You can find all issues related to this release on our Roadmap. Please make sure to also check the respective upgrading section in the documentation.
This release is accompanied by the minor releases v2.7.6 and v2.8.4 which include the fix for the flattened custom variables.
Pancakes everywhere
One of the security fixes included in v2.7.5, v2.8.3 and v2.9.0 went rampant and let you see similarities between custom variables and pancakes. These are gone now. Also, the login allowed some users to bake pancakes on their CPUs. However, we’d still recommend not to. What we do recommend, is to use graphical details to ease recognition. A pancake ? in performance data labels for example.
- Nested custom variables are flattened #4439
- Disable login orb animation and all orbs for themes #4468
- SVG chart library doesn’t process input as UTF-8 #4462
Staying remembered too difficult
We all have sometimes difficulties remembering people we rarely meet. Especially obvious is this on those that slip through because they don’t do the same things we do. With v2.9.0 this has happened for PostgreSQL, PHP v5.6-v7.0 and setup wizard users. Now they get their deserved attention, and Icinga Web 2 will remember them just like all others.
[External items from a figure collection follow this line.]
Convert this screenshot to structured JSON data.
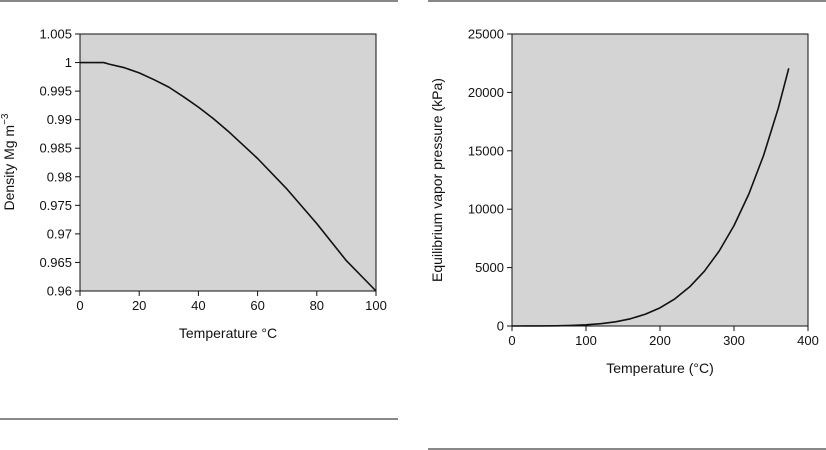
{
  "chart_data": [
    {
      "type": "line",
      "title": "",
      "xlabel": "Temperature °C",
      "ylabel_main": "Density Mg m",
      "ylabel_sup": "−3",
      "xlim": [
        0,
        100
      ],
      "ylim": [
        0.96,
        1.005
      ],
      "x_ticks": [
        0,
        20,
        40,
        60,
        80,
        100
      ],
      "x_tick_labels": [
        "0",
        "20",
        "40",
        "60",
        "80",
        "100"
      ],
      "y_ticks": [
        0.96,
        0.965,
        0.97,
        0.975,
        0.98,
        0.985,
        0.99,
        0.995,
        1,
        1.005
      ],
      "y_tick_labels": [
        "0.96",
        "0.965",
        "0.97",
        "0.975",
        "0.98",
        "0.985",
        "0.99",
        "0.995",
        "1",
        "1.005"
      ],
      "grid": false,
      "background_color": "#d4d4d4",
      "line_color": "#111111",
      "series": [
        {
          "x": [
            0,
            4,
            8,
            10,
            15,
            20,
            25,
            30,
            35,
            40,
            45,
            50,
            60,
            70,
            80,
            90,
            100
          ],
          "y": [
            1.0,
            1.0,
            1.0,
            0.9997,
            0.9991,
            0.9982,
            0.997,
            0.9957,
            0.994,
            0.9922,
            0.9902,
            0.988,
            0.9832,
            0.9778,
            0.9718,
            0.9653,
            0.9583
          ]
        }
      ]
    },
    {
      "type": "line",
      "title": "",
      "xlabel": "Temperature (°C)",
      "ylabel": "Equilibrium vapor pressure (kPa)",
      "xlim": [
        0,
        400
      ],
      "ylim": [
        0,
        25000
      ],
      "x_ticks": [
        0,
        100,
        200,
        300,
        400
      ],
      "x_tick_labels": [
        "0",
        "100",
        "200",
        "300",
        "400"
      ],
      "y_ticks": [
        0,
        5000,
        10000,
        15000,
        20000,
        25000
      ],
      "y_tick_labels": [
        "0",
        "5000",
        "10000",
        "15000",
        "20000",
        "25000"
      ],
      "grid": false,
      "background_color": "#d4d4d4",
      "line_color": "#111111",
      "series": [
        {
          "x": [
            0,
            20,
            40,
            60,
            80,
            100,
            120,
            140,
            160,
            180,
            200,
            220,
            240,
            260,
            280,
            300,
            320,
            340,
            360,
            374
          ],
          "y": [
            1,
            2,
            7,
            20,
            47,
            101,
            199,
            361,
            618,
            1003,
            1555,
            2320,
            3348,
            4694,
            6419,
            8592,
            11290,
            14610,
            18680,
            22060
          ]
        }
      ]
    }
  ]
}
- RememberMe not working with only PostgreSQL #4441
- RememberMe compatibility with php version 5.6+ #4472
- RememberMe fails after running the wizard for grants #4434
The alert administrators ready to upgrade ASAP yesterday may have noticed that there has already been a v2.9.1 release. Well, above I’ve joked about us and PostgreSQL and it couldn’t be more true. A fix in v2.9.1 wasn’t compatible with it again, and that’s why there’s a v2.9.2 now already.
Being picky pays off
A custom datetime picker was introduced with v2.9.0. It had it’s issues, but we didn’t anticipate that much headwind. After careful reconsideration, we chose to only show the custom datetime picker for Firefox and IE users. Other browsers have their own capable enough native implementation which, in Chrome’s case, may even be superior. If it is now used, it also closes automatically and doesn’t swallow unrelated key presses.